More about HKUST
Transferable Bandit
PhD Thesis Proposal Defence Title: "Transferable Bandit" by Mr. Bo LIU Abstract: The booming development of Artificial Intelligence promotes a large number of online interactive services including recommender system (RecSys), dialogue system, etc. These services require the intelligent algorithms to decide actions sequentially and to maximize the cumulative user feedbacks. To accomplish this goal, the algorithms are expected to simultaneously exploit and explore the user interests according to the partial and noisy feedback. Bandit is widely used to formulate the exploration-exploitation tradeoff in interactive services. When facing the insufficient observations, the bandit policies explores more than needed, which can lead to worse short-term rewards. In this proposal, we study a novel problem: Transferable bandit.
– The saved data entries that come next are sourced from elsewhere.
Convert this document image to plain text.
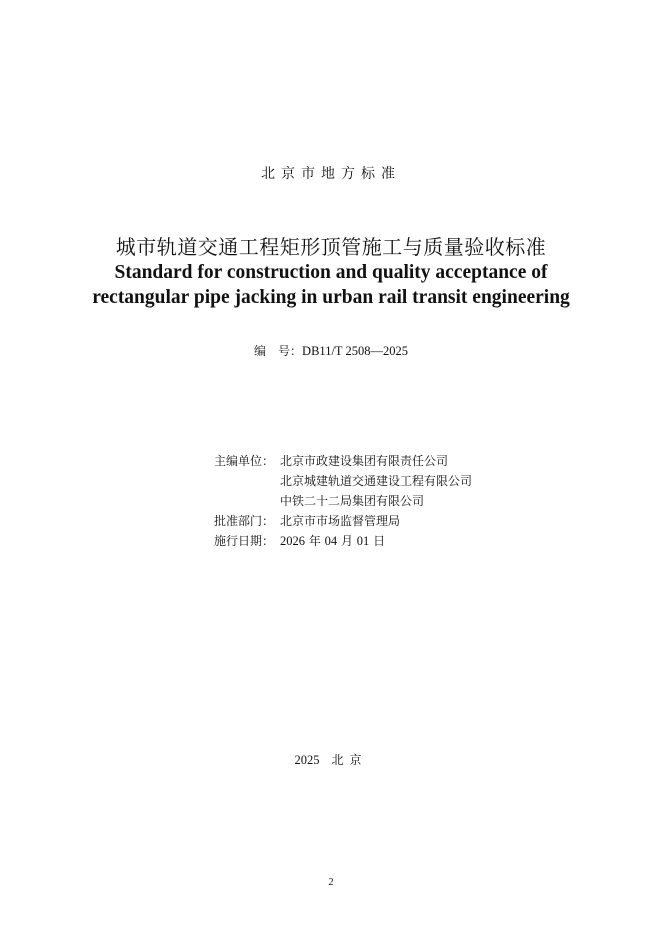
北京市地方标准
城市轨道交通工程矩形顶管施工与质量验收标准
Standard for construction and quality acceptance of
rectangular pipe jacking in urban rail transit engineering
编　号：DB11/T 2508—2025
主编单位： 北京市政建设集团有限责任公司
北京城建轨道交通建设工程有限公司
中铁二十二局集团有限公司
批准部门： 北京市市场监督管理局
施行日期： 2026 年 04 月 01 日
2025 北京
2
Transferable bandit adopts transfer learning to leverage prior knowledge from the source domains with sufficient observations to further maximize the cumulative rewards in the target domain of interest. Transferable bandit harness the collective and mutually reinforcing power of bandit formulation and transfer learning. First, transfer learning improves the exploitation of a bandit policy and accelerates its exploration in the target domain. Second, the bandit policy explores and speeds up the knowledge transfer. We propose to address two critical challenges of the transferable bandit. First, we propose the Transfer Contextual Bandit (TCB) policy to bridge the action and context heterogeneity. Second, we present Lifelong Contextual Bandit (LCB) policy that sequentially transfers knowledge and maximizes the overall cumulative rewards. In this proposal, all algorithms are based a general framework: 1). How the rewards are generated concerning how the domains are related; 2). How to estimate and exploit the reward parameters and knowledge transfer; 3). How to measure and then explore the uncertainty of reward parameters and knowledge transfer. Both empirical studies on real-world datasets and theoretical analysis validate this proposal. Date: Monday, 11 December 2017 Time: 4:30pm - 6:30pm Venue: Room 5501 (lifts 25/26) Committee Members: Prof. Qiang Yang (Supervisor) Prof. Lei Chen (Chairperson) Dr. Qiong Luo Prof. Nevin Zhang **** ALL are Welcome ****